Figure 4 presents the average cost of gain (COG) calculated in my retained ownership simulations for western Nebraska/eastern Wyoming feedlots. This COG is posted to the year the calves were born. Note how COG has increased as we’ve moved through the biofuels era.
For example, calves born in 2005 had a COG below 40¢/lb., based on an average farm-level corn price of $1.69/bu. But, calves born in 2012 are projected to be harvested in 2013 with a COG of 93¢/lb., based on $5.64 average farm-level corn price. This projected 2012 COG is an eight-year high.
Feeder & calf prices. Feeder cattle price is basically a derived price based on slaughter cattle prices and COG in the feedlot. As discussed earlier, slaughter cattle prices are projected to trend up, while corn prices and COG may be peaking at a new equilibrium level, with the net results being increasing feeder calf prices in 2013 and perhaps 2014.
On a monthly basis, I analyze the most current week’s western Nebraska salebarn prices for steer feeder calves and calculate a statistical price line relating steer feeder calf prices and selling weight. The current 2012 price line in Figure 5 is the highest I’ve calculated – 550-lb. steers at $185/cwt., and 800-lb. steers at $153/cwt.

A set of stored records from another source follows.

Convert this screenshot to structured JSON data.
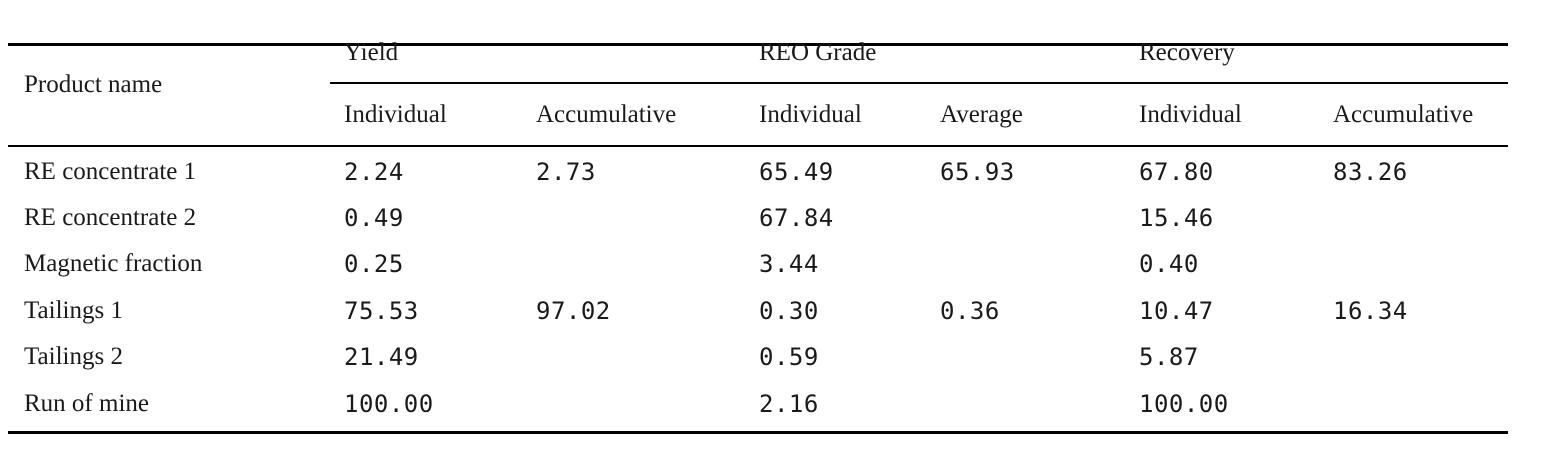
{
  "table": {
    "header": {
      "product_name": "Product name",
      "groups": [
        "Yield",
        "REO Grade",
        "Recovery"
      ],
      "subheaders": [
        "Individual",
        "Accumulative",
        "Individual",
        "Average",
        "Individual",
        "Accumulative"
      ]
    },
    "rows": [
      {
        "name": "RE concentrate 1",
        "values": [
          "2.24",
          "2.73",
          "65.49",
          "65.93",
          "67.80",
          "83.26"
        ]
      },
      {
        "name": "RE concentrate 2",
        "values": [
          "0.49",
          "",
          "67.84",
          "",
          "15.46",
          ""
        ]
      },
      {
        "name": "Magnetic fraction",
        "values": [
          "0.25",
          "",
          "3.44",
          "",
          "0.40",
          ""
        ]
      },
      {
        "name": "Tailings 1",
        "values": [
          "75.53",
          "97.02",
          "0.30",
          "0.36",
          "10.47",
          "16.34"
        ]
      },
      {
        "name": "Tailings 2",
        "values": [
          "21.49",
          "",
          "0.59",
          "",
          "5.87",
          ""
        ]
      },
      {
        "name": "Run of mine",
        "values": [
          "100.00",
          "",
          "2.16",
          "",
          "100.00",
          ""
        ]
      }
    ]
  }
}
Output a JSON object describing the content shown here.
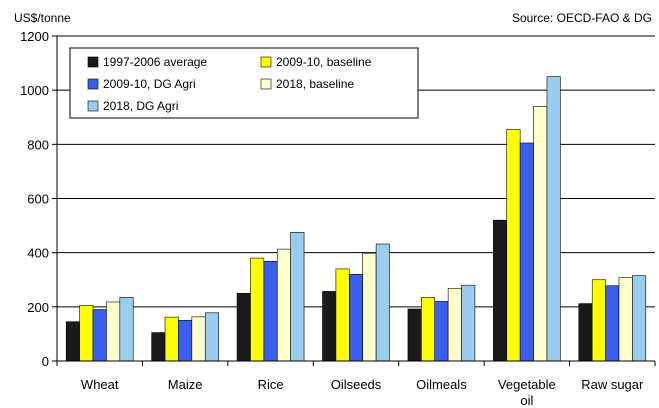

Planning prices. The latest salebarn price line is used in conjunction with the latest futures prices for corn, slaughter cattle and feeder cattle to develop a monthly set of planning prices for selected marketing months for the current and next calendar years.
Figure 6 presents the western Nebraska/eastern Wyoming feeder calf and feeder cattle prices for 2010 and 2011, along with my 2012 projections. The line for 550-lb. feeder calves clearly indicates the upward trend for fall-weaned steer calf prices.
The 550-lb. weaned calf price for fall 2010 was $132/cwt., while the fall 2011 weaned price was $157. I project the fall 2012 weaned price at $181/cwt., and should remain strong for the next few years. I project the next five-year average weaning price for 2012-2016 will be record-high.
In summary, strong and increasing slaughter cattle prices, impacted by higher but stabilizing corn prices, all suggest stronger feeder cattle prices. Stronger feeder cattle prices suggest a favorable economic environment for cowherd expansion. I think we’ll see that happen the next few years.